Cutting-edge:AEC Chairman S. Banerjee (left) after inaugurating the High Performance Computation cluster ‘Annapurna' at the Institute of Mathematical Sciences in Chennai. Also seen are Gautam Menon, IMSc scientist, and IMSc Director R. Balasubramanian.

CHENNAI: The first reactor of the Koodankulam nuclear power project is expected to go critical by the year-end, Atomic Energy Commission (AEC) Chairman Srikumar Banerjee said on Friday.

Addressing reporters after launching the latest High Performance Computation (HPC) cluster ‘Annapurna' at the Institute of Mathematical Sciences (IMSc), the second reactor unit was on track to attain criticality about eight months after that, he said.

The AEC Chairman said there had been no undue delay in the commissioning of the Koodankulam plant which had initially been hit by problems getting fuel supplies. The construction work on the second reactor is nearing completion and “we're expecting to begin fuel loading soon,” he said.

According to Mr. Banerjee, indigenous uranium production in the country was expected to increase and this would help AEC achieve higher capacity utilisation in plants and add more reactors.

A positive development had been the estimation of uranium deposits in Tummalapalle, Andhra Pradesh, that would provide an alternative to sourcing from Jharkhand, Mr. Banerjee said. The AEC's Atomic Minerals Directorate had revised its initial estimate of 15,000 tonnes of uranium deposits in Tummalapalle to about 45,000 tonnes now, he said.

The Tummalapalle mine, which was the first in the country to adopt alkali leaching processing in place of the conventional acid leaching method, would go on stream in 18 to 20 months, he said.

On the reservations expressed by some countries over Civil Liability for Nuclear Damages Bill, 2010, Mr. Banerjee said no nation could bypass the liability clause in the eventuality of a mishap.

Noting that there were no liability clauses earlier, Mr.
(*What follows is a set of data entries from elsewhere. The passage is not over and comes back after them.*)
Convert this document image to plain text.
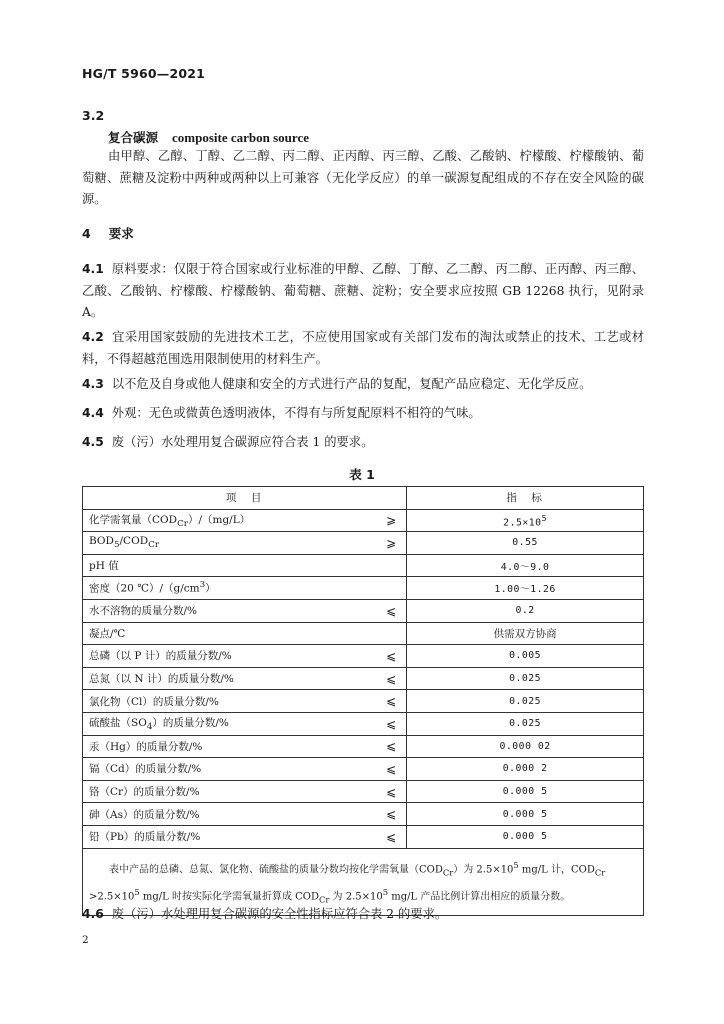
HG/T 5960—2021
3.2
复合碳源 composite carbon source
由甲醇、乙醇、丁醇、乙二醇、丙二醇、正丙醇、丙三醇、乙酸、乙酸钠、柠檬酸、柠檬酸钠、葡萄糖、蔗糖及淀粉中两种或两种以上可兼容（无化学反应）的单一碳源复配组成的不存在安全风险的碳源。
4 要求
4.1 原料要求：仅限于符合国家或行业标准的甲醇、乙醇、丁醇、乙二醇、丙二醇、正丙醇、丙三醇、乙酸、乙酸钠、柠檬酸、柠檬酸钠、葡萄糖、蔗糖、淀粉；安全要求应按照 GB 12268 执行，见附录 A。
4.2 宜采用国家鼓励的先进技术工艺，不应使用国家或有关部门发布的淘汰或禁止的技术、工艺或材料，不得超越范围选用限制使用的材料生产。
4.3 以不危及自身或他人健康和安全的方式进行产品的复配，复配产品应稳定、无化学反应。
4.4 外观：无色或微黄色透明液体，不得有与所复配原料不相符的气味。
4.5 废（污）水处理用复合碳源应符合表 1 的要求。
表 1
项　目		指　标
化学需氧量$(COD_{Cr})/(mg/L)$	⩾	$2.5\times 10^5$
$BOD_5/COD_{Cr}$	⩾	0.55
pH 值		4.0～9.0
密度（20 $℃)/(g/cm^3)$		1.00～1.26
水不溶物的质量分数/%	⩽	0.2
凝点/℃		供需双方协商
总磷（以 P 计）的质量分数/%	⩽	0.005
总氮（以 N 计）的质量分数/%	⩽	0.025
氯化物（Cl）的质量分数/%	⩽	0.025
硫酸盐$(SO_4)$的质量分数/%	⩽	0.025
汞（Hg）的质量分数/%	⩽	0.000 02
镉（Cd）的质量分数/%	⩽	0.000 2
铬（Cr）的质量分数/%	⩽	0.000 5
砷（As）的质量分数/%	⩽	0.000 5
铅（Pb）的质量分数/%	⩽	0.000 5
表中产品的总磷、总氮、氯化物、硫酸盐的质量分数均按化学需氧量$(COD_{Cr})$为 $2.5\times 10^5$ mg/L 计，$COD_{Cr} >2.5\times 10^5$ mg/L 时按实际化学需氧量折算成 $COD_{Cr}$ 为 $2.5\times 10^5$ mg/L 产品比例计算出相应的质量分数。		
4.6 废（污）水处理用复合碳源的安全性指标应符合表 2 的要求。
2
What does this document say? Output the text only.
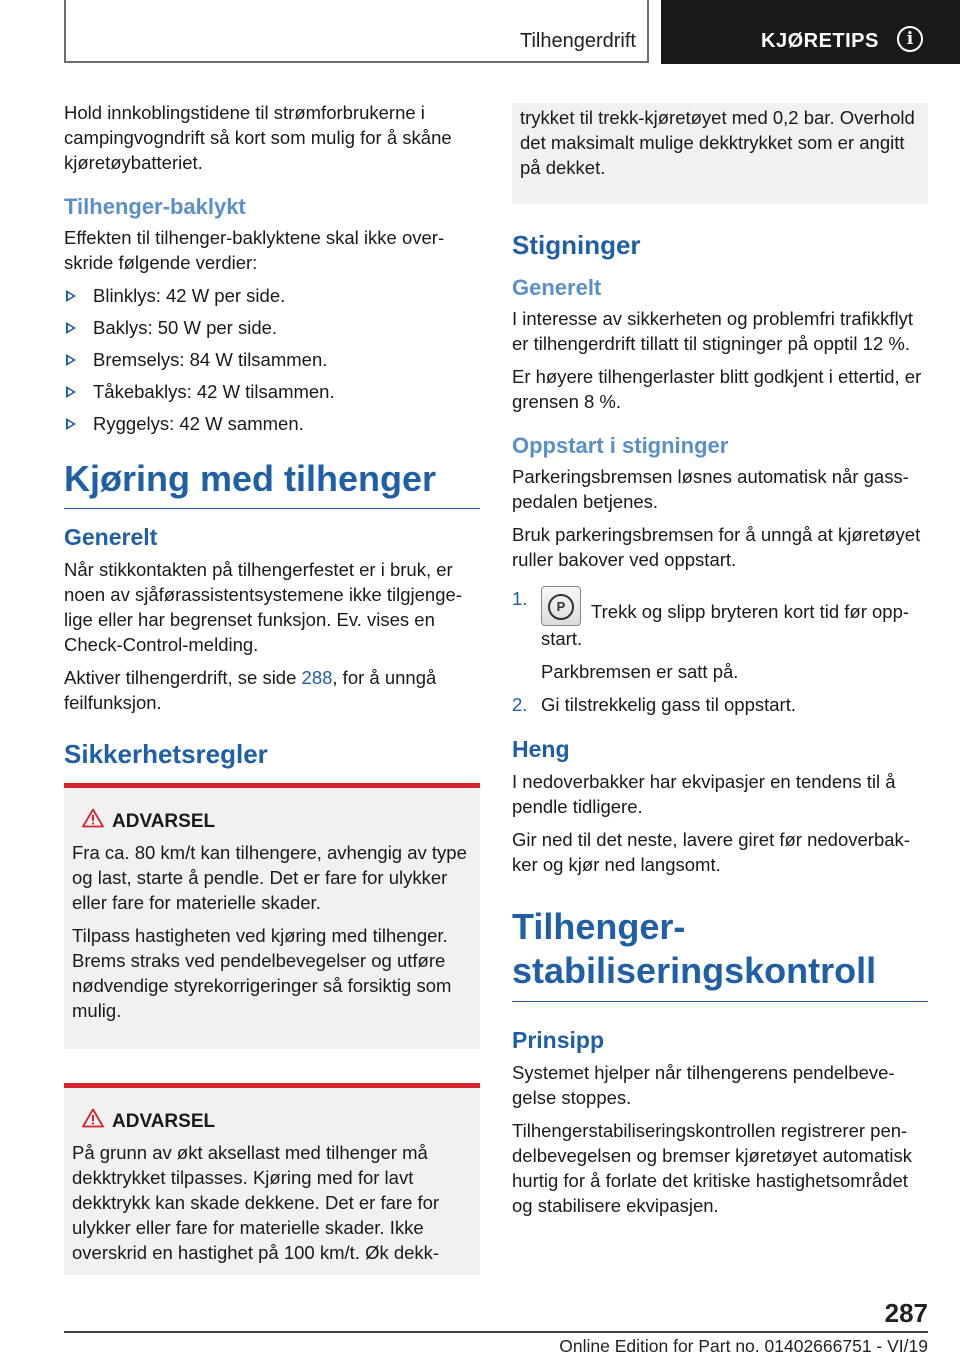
Tilhengerdrift	KJØRETIPS	i

Hold innkoblingstidene til strømforbrukerne i campingvogndrift så kort som mulig for å skåne kjøretøybatteriet.

Tilhenger-baklykt

Effekten til tilhenger-baklyktene skal ikke overskride følgende verdier:

Blinklys: 42 W per side.
Baklys: 50 W per side.
Bremselys: 84 W tilsammen.
Tåkebaklys: 42 W tilsammen.
Ryggelys: 42 W sammen.
Kjøring med tilhenger
Generelt

Når stikkontakten på tilhengerfestet er i bruk, er noen av sjåførassistentsystemene ikke tilgjengelige eller har begrenset funksjon. Ev. vises en Check-Control-melding.

Aktiver tilhengerdrift, se side 288, for å unngå feilfunksjon.

Sikkerhetsregler
ADVARSEL

Fra ca. 80 km/t kan tilhengere, avhengig av type og last, starte å pendle. Det er fare for ulykker eller fare for materielle skader.

Tilpass hastigheten ved kjøring med tilhenger. Brems straks ved pendelbevegelser og utføre nødvendige styrekorrigeringer så forsiktig som mulig.

ADVARSEL

På grunn av økt aksellast med tilhenger må dekktrykket tilpasses. Kjøring med for lavt dekktrykk kan skade dekkene. Det er fare for ulykker eller fare for materielle skader. Ikke overskrid en hastighet på 100 km/t. Øk dekk-

trykket til trekk-kjøretøyet med 0,2 bar. Overhold det maksimalt mulige dekktrykket som er angitt på dekket.

Stigninger
Generelt

I interesse av sikkerheten og problemfri trafikkflyt er tilhengerdrift tillatt til stigninger på opptil 12 %.

Er høyere tilhengerlaster blitt godkjent i ettertid, er grensen 8 %.

Oppstart i stigninger

Parkeringsbremsen løsnes automatisk når gasspedalen betjenes.

Bruk parkeringsbremsen for å unngå at kjøretøyet ruller bakover ved oppstart.

1.	P	Trekk og slipp bryteren kort tid før oppstart.
Parkbremsen er satt på.
2. Gi tilstrekkelig gass til oppstart.
Heng

I nedoverbakker har ekvipasjer en tendens til å pendle tidligere.

Gir ned til det neste, lavere giret før nedoverbakker og kjør ned langsomt.

Tilhenger-
stabiliseringskontroll
Prinsipp

Systemet hjelper når tilhengerens pendelbevegelse stoppes.

Tilhengerstabiliseringskontrollen registrerer pendelbevegelsen og bremser kjøretøyet automatisk hurtig for å forlate det kritiske hastighetsområdet og stabilisere ekvipasjen.

287
Online Edition for Part no. 01402666751 - VI/19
Banerjee said the basic objective of the Nuclear Liability Bill was to ensure “prompt and absolute responsibility” and also provide a scope for payment of compensation.

“If it is not prompt, then it goes to litigation and the whole purpose gets lost,” he said. The nuclear liability issues are currently being examined by a Parliamentary Standing Committee on Science and Technology, Mr. Banerjee said.

Earlier, Mr. Banerjee lauded the efforts of scientists in putting together the ‘Annapurna,' the new wonder in the IMSc's high performance super computer legacy that has produced the ‘Kabru,' ‘Vindhya' and ‘Aravalli' clusters.

‘Annapurna' is a factory-integrated cluster in the non-commercial domain with 1.5 Tera Bytes memory and 30 TB storage stack. Its peak speed of 12 Tera Flops (TF) makes it the seventh fastest HPC machine in the country. Among broad-based scientific institutions, the ‘Annapurna' cluster is the third fastest.